Nueva crisis política completó la evolución deseada por los primates directores de la Enseñanza. Dejó la cartera de Instrucción pública el Duque de Alba, y en su lugar fue nombrado D. Elías Tormo, quien trajo como Subsecretario al Sr. García Morente, muy bien relacionado con los elementos izquierdistas universitarios. Tan pronto como Tormo fue ministro, se precipitó a darnos el cese a ciertos [132] elementos que habíamos colaborado con matiz independiente, y hasta derechista, en los años anteriores, como D. Miguel Vegas y yo. No se libraron del «barrido» algunos de los votantes de la cátedra que después fue adjudicada a Fernando de los Ríos. Recuerdo entre ellos al Sr. Manzanares: lo que demuestra el poco resultado que a veces tienen las complacencias indebidas. Quedé libre de un intenso, aunque no siempre grato trabajo, y llené mi experiencia con nuevas enseñanzas sobre la vida y los hombres; entre estos últimos, con los que, apareciendo de matiz francamente religioso, proceden en los momentos decisivos cual si fuesen perdidos demagogos.

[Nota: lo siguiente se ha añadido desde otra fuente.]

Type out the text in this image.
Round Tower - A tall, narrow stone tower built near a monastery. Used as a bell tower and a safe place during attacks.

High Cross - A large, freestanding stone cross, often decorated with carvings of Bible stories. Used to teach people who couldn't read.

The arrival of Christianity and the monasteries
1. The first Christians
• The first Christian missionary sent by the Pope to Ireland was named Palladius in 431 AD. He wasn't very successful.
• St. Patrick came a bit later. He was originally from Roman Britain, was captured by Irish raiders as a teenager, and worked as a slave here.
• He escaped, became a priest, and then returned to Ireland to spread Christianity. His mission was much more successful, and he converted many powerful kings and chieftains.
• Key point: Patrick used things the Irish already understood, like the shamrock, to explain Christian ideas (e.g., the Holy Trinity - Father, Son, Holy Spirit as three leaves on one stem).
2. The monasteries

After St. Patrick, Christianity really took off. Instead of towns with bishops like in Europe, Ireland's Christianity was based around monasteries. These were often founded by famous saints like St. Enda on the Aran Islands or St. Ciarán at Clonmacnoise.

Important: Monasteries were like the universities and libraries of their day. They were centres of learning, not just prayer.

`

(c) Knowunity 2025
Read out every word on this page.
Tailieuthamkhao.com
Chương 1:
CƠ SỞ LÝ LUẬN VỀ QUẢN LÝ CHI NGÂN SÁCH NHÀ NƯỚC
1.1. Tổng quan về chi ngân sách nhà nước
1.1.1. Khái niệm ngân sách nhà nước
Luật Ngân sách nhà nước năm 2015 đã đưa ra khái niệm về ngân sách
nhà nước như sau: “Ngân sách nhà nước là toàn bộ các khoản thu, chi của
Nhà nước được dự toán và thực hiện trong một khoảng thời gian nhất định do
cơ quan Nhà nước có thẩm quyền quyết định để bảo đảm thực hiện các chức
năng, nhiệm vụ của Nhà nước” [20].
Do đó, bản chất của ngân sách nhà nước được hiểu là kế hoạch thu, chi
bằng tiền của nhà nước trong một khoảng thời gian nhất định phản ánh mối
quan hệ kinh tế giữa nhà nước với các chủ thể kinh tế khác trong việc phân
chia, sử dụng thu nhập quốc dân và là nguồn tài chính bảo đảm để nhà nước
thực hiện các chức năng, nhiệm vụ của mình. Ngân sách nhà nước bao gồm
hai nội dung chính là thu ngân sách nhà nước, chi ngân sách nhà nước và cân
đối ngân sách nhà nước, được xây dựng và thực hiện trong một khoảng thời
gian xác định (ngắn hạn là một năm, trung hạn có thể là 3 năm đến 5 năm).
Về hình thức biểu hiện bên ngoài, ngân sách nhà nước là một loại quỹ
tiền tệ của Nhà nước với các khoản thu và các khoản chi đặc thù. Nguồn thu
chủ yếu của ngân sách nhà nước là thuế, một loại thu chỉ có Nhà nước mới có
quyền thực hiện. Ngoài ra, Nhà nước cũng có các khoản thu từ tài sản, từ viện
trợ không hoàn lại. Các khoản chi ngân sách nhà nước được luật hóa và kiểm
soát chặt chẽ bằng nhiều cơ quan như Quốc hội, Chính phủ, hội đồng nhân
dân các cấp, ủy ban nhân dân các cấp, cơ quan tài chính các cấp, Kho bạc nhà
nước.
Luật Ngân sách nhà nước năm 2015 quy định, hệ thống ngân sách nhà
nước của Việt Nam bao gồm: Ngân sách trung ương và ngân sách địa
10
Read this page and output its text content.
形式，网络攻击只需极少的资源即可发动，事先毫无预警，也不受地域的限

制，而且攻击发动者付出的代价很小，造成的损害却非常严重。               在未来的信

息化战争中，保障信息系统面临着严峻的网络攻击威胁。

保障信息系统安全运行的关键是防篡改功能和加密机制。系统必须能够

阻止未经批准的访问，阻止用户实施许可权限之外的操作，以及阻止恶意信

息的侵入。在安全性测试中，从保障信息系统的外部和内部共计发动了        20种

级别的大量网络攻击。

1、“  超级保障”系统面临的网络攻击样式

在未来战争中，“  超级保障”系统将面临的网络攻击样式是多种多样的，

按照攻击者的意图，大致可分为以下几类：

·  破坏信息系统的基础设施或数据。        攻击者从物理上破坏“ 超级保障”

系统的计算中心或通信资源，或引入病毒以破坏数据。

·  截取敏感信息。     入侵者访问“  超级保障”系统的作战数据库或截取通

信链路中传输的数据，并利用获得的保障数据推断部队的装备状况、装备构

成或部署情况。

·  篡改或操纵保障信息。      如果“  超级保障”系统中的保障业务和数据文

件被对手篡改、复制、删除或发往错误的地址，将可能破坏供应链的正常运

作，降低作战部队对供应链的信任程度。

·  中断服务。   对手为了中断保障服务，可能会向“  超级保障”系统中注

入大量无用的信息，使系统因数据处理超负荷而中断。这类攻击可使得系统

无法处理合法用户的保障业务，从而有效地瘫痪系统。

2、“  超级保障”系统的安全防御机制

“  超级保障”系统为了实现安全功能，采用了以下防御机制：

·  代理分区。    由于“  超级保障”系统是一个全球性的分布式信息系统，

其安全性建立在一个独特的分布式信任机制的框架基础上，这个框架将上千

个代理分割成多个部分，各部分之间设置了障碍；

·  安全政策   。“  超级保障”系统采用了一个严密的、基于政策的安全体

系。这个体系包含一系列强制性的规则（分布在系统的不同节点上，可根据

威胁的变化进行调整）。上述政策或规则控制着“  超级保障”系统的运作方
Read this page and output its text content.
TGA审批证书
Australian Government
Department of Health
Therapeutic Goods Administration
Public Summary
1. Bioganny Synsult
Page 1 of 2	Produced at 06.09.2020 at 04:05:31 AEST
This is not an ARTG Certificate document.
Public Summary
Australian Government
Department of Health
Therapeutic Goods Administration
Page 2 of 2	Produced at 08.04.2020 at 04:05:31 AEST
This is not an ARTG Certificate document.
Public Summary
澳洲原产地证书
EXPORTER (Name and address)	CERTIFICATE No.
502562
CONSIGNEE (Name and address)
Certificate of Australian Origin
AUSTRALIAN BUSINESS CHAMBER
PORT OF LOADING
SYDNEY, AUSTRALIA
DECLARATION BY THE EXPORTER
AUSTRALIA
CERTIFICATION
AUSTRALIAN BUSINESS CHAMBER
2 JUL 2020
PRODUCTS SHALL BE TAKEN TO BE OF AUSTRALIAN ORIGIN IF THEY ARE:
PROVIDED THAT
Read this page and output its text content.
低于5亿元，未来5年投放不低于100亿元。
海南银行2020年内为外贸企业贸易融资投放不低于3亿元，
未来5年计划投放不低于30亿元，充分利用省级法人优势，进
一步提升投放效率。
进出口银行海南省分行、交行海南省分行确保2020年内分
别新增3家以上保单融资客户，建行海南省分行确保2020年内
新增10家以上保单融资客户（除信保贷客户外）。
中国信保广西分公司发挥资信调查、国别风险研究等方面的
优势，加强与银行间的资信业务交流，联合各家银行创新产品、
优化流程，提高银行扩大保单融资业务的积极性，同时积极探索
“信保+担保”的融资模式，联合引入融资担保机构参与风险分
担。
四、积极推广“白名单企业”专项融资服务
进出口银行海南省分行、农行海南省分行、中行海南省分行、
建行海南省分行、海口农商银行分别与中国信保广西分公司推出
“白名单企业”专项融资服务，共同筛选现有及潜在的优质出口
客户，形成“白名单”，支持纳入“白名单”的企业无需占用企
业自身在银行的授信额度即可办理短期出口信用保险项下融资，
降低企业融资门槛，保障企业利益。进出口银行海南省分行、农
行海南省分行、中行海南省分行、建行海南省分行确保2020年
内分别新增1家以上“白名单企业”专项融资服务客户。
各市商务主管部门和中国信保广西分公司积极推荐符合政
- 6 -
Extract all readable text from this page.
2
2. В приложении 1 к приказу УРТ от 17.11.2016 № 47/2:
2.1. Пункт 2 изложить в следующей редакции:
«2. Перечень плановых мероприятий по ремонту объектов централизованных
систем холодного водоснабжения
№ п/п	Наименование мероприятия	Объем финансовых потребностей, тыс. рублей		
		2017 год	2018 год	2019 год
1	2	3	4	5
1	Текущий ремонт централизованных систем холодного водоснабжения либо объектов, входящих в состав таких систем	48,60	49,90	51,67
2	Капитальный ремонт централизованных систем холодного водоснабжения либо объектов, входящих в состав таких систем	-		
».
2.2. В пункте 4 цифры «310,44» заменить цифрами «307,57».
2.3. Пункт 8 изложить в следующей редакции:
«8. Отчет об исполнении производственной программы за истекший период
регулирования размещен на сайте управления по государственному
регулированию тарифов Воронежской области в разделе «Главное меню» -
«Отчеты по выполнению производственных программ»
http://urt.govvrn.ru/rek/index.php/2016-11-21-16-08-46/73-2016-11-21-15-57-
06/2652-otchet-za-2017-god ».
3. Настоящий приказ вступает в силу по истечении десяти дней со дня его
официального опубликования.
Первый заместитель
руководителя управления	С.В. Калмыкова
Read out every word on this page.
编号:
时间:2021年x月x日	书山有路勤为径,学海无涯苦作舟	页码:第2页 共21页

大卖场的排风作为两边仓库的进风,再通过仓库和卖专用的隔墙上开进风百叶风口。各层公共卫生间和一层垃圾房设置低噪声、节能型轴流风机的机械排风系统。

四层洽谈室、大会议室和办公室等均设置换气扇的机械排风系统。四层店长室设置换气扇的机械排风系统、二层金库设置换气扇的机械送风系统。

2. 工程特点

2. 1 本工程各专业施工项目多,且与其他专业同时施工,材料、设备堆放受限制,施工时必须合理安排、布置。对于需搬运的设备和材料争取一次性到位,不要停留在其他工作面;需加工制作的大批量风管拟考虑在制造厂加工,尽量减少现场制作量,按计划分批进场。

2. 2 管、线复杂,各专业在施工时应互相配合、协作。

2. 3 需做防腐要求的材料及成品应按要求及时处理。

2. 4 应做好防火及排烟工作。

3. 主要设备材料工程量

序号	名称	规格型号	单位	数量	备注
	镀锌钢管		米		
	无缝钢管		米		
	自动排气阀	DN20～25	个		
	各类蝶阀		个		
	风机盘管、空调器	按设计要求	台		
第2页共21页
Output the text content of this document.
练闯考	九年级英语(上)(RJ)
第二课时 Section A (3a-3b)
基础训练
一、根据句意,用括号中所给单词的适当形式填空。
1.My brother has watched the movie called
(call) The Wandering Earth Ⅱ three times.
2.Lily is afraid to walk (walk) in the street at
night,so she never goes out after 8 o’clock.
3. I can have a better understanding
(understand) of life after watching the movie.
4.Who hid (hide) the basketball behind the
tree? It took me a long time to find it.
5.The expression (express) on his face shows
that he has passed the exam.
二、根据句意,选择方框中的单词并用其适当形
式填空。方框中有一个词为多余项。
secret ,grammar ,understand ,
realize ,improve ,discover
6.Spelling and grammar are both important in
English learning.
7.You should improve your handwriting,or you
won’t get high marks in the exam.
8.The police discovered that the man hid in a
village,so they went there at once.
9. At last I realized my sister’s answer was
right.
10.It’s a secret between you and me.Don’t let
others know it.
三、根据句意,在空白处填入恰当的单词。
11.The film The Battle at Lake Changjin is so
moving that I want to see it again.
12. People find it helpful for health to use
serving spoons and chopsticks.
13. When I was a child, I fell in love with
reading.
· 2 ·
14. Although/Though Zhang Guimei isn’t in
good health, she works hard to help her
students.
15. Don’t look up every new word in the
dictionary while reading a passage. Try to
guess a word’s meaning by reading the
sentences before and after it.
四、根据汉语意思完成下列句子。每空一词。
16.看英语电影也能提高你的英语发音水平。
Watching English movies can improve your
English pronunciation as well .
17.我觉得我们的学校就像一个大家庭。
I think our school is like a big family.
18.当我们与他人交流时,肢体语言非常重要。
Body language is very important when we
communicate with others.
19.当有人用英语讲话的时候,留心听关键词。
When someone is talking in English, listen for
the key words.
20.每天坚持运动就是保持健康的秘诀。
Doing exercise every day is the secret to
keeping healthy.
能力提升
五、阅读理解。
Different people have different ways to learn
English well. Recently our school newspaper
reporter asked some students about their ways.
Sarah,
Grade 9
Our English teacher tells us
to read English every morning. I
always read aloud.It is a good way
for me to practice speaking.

Tranquilo me hallaba en mi casa, dedicado exclusivamente a mi cátedra y a mis clientes, cuando, al cabo de algunos meses de haber dejado el Consejo, recibí una noche la visita de una comisión de estudiantes católicos que venían a quejarse de lo que en la Universidad les había sucedido. Contaban que, habiéndose dirigido al Rector para que les facilitara un local, con objeto de celebrar una asamblea pacífica, éste se había opuesto a ello, al mismo tiempo que concedía el permiso a escolares pertenecientes a la FUE. Deseaban, en vista de la negativa a sus pretensiones, dada también por el Sr. Tormo, realizar un acto de protesta extrauniversitario, en el cual pretendían que yo tomase parte. Mi primer movimiento fue el de rechazar la oferta, puesto que [133] no me consideraba, entre los profesores, con matiz derechista tan destacado como para intervenir en el mitin que proyectaban realizar en el Teatro Alcázar. Pedí un plazo para reflexionar, sin embargo. En aquella noche medité sobre la falta de valor de aquellos colegas míos que no apoyaban una tan justa demanda. Creí ver que un sentido de justicia nos debía mover en pro de una defensa natural; que, precisamente por tener un espíritu independiente, me hallaba, caballerosamente pensando, en el imperativo moral de mi modesto auxilio a jóvenes escolares tal vez más distantes de mí ideológicamente que otros –no me refiero, claro está, a los de la FUE–; pero que, por el hecho de ser discípulos míos, merecían todo mi afecto y ayuda ante una tan notoria falta de equidad como era la cometida por las autoridades académicas. En suma, admití el encargo y me dispuse a ocupar la tribuna del Teatro Alcázar en un próximo domingo.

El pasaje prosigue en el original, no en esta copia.